2.3 Input results/fto_c1_vcfr_tidy_filtered_genotype.RData and results/fto_c2_vcfr_tidy_filtered_genotype.RData generated above to create individual genotype file results/genotype.rds

2.4 Read pedigree file data/share_ped_052517.csv, then merge father and mother genotype to generate a comprehensive genotype file results/geno_pedi_f_m.rds

2.5 Save the current workspace as results/geno_pedi_f_m.RData

Execute scripts/extract_phenotype.R to extract phenotype for individuals and their parents:

3.1 From dbgap/data9, read 4 wkthru files: ex09, ex03, ex32, ex04

3.2 Merge phenotype together to create all individual phenotype results/phenotype.rds

3.3 Merge pedigree file data/share_ped_052517.csv and phenotype file generated above results/phenotype.rds to create phenotype file for individuals and their parents results/pheno_pedi_f_m.rds

3.4 Save the current workspace as results/pheno_pedi_f_m.rds

Execute scripts/merge_geno_pheno_snp.R to merge all individuals and their parents’ genotype, phenotype and SNP information

4.1 Read vr_dates files from dbgap/data9, save it as results/vr_dates.rds

4.2 Merge results/geno_pedi_f_m.rds and results/pheno_pedi_f_m.rds to form results/geno_pheno_pedi_f_m.rds

4.3 Combine results/ch16_snp_filter.rds to generate a comprehensive summary including genotype, phenotype, and information on 10 SNPs for all individuals and their parents, saved as results/geno_pheno_pedi_f_m_snp.rds.

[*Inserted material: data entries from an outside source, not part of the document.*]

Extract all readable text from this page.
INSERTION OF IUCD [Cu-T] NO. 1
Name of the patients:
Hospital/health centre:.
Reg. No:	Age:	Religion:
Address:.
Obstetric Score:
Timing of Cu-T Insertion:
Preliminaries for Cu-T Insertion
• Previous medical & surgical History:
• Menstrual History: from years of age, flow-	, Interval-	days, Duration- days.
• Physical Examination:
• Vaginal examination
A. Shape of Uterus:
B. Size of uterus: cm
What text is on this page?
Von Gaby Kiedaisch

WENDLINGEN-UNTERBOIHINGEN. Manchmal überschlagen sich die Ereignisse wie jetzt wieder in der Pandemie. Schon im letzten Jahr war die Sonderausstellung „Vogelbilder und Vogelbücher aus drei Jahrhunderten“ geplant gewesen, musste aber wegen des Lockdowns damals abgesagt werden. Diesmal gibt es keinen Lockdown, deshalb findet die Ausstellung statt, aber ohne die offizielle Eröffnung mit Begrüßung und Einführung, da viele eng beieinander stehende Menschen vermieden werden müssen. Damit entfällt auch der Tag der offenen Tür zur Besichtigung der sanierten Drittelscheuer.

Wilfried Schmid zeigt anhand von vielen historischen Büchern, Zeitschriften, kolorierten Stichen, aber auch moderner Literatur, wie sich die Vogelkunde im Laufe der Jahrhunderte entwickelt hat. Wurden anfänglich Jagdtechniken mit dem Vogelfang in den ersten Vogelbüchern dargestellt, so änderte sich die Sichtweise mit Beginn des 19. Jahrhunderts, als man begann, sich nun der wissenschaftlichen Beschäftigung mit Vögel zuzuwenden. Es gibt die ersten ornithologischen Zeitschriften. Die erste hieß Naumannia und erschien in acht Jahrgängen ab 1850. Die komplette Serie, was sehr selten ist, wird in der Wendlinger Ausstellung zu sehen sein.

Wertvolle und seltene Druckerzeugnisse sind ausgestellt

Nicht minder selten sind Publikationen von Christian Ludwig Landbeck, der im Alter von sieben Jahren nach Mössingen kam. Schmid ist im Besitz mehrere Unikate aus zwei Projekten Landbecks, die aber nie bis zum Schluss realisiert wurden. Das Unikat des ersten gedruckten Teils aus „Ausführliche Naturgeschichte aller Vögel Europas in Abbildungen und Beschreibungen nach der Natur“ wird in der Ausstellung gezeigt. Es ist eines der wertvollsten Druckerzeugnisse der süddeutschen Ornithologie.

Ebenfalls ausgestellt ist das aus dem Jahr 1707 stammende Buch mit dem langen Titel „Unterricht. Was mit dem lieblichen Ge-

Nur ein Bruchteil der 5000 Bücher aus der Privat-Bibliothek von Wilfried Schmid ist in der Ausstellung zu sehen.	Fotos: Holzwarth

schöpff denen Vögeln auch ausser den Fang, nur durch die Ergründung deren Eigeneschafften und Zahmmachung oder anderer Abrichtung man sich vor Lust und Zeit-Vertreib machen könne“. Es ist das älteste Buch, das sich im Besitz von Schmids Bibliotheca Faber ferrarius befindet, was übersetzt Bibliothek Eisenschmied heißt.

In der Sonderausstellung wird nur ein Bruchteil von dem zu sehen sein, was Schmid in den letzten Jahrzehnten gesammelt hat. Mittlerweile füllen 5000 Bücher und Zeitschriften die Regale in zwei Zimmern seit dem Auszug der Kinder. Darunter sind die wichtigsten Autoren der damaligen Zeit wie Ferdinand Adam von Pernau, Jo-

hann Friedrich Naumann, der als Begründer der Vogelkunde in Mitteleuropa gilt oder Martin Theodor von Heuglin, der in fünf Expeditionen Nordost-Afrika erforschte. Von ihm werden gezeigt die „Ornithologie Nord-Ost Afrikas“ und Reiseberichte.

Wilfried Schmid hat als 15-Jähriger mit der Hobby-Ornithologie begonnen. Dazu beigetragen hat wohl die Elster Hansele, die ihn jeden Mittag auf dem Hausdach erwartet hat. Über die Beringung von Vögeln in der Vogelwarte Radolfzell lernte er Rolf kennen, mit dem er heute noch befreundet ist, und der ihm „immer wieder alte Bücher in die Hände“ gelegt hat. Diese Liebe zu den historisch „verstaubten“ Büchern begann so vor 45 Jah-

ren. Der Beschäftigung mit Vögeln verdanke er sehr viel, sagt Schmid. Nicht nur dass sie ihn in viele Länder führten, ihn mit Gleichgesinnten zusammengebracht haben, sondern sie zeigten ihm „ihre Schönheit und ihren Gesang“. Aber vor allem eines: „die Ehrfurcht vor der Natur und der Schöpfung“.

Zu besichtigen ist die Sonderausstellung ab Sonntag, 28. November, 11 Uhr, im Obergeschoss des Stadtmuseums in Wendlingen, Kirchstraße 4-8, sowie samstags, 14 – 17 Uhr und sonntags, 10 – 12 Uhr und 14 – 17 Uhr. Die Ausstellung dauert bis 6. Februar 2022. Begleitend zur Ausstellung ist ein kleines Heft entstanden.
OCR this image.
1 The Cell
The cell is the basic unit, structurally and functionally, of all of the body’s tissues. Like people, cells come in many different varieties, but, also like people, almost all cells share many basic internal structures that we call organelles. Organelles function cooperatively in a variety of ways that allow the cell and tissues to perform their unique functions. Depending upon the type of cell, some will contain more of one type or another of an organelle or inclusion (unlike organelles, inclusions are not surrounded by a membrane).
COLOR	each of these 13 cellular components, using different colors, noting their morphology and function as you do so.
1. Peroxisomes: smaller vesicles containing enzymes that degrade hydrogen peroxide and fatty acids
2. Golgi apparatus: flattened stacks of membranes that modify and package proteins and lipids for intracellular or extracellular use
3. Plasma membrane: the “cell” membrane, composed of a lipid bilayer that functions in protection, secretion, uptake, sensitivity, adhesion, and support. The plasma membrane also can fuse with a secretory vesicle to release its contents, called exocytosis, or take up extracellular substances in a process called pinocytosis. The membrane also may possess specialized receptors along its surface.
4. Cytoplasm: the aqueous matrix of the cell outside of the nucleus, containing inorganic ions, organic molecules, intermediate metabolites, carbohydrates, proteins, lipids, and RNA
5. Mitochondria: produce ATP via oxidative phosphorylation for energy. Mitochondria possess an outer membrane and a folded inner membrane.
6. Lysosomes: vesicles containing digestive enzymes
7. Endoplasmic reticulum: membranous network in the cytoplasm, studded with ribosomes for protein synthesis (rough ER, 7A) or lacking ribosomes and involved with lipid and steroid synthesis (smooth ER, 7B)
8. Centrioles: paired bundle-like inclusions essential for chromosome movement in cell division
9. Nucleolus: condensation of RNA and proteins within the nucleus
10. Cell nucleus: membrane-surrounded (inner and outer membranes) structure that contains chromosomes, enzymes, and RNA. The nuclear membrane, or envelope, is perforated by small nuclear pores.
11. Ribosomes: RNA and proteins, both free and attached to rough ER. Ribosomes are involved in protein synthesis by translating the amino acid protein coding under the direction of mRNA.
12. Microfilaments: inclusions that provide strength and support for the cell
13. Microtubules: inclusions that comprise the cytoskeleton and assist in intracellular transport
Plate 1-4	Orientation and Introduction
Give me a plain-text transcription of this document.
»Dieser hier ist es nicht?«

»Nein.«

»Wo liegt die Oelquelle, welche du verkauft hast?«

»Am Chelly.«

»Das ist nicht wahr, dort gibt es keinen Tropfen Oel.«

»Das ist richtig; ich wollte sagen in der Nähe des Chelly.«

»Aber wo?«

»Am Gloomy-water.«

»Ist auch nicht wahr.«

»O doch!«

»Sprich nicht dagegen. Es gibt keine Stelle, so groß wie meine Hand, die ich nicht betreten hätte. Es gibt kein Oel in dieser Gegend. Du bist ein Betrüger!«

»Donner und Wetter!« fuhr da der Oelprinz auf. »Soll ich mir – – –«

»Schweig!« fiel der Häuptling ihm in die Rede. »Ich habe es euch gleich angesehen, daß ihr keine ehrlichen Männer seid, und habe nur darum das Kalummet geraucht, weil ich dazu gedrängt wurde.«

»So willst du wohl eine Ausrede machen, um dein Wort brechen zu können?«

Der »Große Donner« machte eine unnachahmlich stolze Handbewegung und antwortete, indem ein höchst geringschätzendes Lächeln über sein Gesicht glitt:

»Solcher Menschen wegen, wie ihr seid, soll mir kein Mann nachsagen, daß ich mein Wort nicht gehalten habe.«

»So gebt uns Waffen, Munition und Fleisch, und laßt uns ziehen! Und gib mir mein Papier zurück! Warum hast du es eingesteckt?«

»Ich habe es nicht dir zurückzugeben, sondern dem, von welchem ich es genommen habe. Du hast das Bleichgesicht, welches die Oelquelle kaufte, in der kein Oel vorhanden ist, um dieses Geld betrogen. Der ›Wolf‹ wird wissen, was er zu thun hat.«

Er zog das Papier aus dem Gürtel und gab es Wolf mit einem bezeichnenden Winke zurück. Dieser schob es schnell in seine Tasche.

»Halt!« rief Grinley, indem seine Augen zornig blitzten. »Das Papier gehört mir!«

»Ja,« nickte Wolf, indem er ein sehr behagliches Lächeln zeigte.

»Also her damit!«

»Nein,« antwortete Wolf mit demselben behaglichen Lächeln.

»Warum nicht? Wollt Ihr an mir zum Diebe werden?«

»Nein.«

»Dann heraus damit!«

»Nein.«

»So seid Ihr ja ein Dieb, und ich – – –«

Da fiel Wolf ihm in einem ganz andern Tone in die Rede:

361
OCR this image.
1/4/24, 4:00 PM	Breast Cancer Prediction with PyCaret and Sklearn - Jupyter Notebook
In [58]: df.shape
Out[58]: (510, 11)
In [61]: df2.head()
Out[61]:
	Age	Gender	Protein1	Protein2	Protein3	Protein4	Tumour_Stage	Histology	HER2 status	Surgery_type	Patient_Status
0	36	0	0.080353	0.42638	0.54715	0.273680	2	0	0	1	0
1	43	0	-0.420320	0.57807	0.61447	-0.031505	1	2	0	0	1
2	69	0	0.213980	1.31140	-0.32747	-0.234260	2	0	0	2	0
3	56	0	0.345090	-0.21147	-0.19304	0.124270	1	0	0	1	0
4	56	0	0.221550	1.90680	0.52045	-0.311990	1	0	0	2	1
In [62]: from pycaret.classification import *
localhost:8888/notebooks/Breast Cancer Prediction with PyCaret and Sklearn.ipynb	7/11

4.4 Save the cohort as results/cohort.rds

4.5 Save the current workspace as results/geno_pheno_pedi_f_m_snp.RData

Execute scripts/standard_association_test.R to perform linear model without considering the parent-of-origin effect.

5.1 Read the file results/geno_pheno_pedi_f_m.rds, extract individual observations (excluding parental information), encode categorical variables, apply a log transformation to BMI, and create a ready-to-use file named results/fto_geno_pheno.rds.

5.2 Generate a list of dataframes named fto_geno_pheno, where each dataframe represents the data from one SNP. Specify the reference allele for each SNP referring to results/chr16_snp_filter.rds. Finally, save the list as results/fto_geno_pheno_list.rds.

5.3 Iterate through the list to conduct a standard association test by fitting a linear model and performing a Tukey HSD test for each SNP.

5.4 This procedure generates three files: results/anova_df_indiv.rds, results/summary_df_indiv.rds, results/tukey_df_indiv.rds.

Execute scripts/paternal_association_test.R to conduct association tests for paternal and maternal alleles separately.

6.1 Read results/geno_pheno_pedi_f_m.rds, confirm that the first allele comes from father, the second allele comes from mother.

6.2 Read results/fto_geno_pheno.rds to perform parental association by fitting linear model.

6.3 This process generates one summary table and one ANOVA table for paternal tests (results/summary_df_pa.rds and results/anova_df_pa.rds, respectively), and similarly, one summary table and one ANOVA table for maternal tests (results/summary_df_ma.rds and results/anova_df_ma.rds, respectively).

Execute scripts/Framingham_FTO_Analysis.Rmd to present the results

7.1 Read results/cohort.rds to display histogram of BMI and log_BMI respectively, .

7.2 Print and save the characteristics table as results/cohort_characteristic.docx.

7.3 Read results/anova_df_indiv.rds, results/summary_df_indiv.rds and results/tukey_df_indiv.rds to present standard association test results.

7.4 Read results/summary_df_pa.rds and results/anova_df_pa.rds to present paternal association test.

7.5 Read results/summary_df_ma.rds and results/anova_df_ma.rds to present maternal association test.

7.6 Generate a html file scripts/Framingham_FTO_Analysis.html.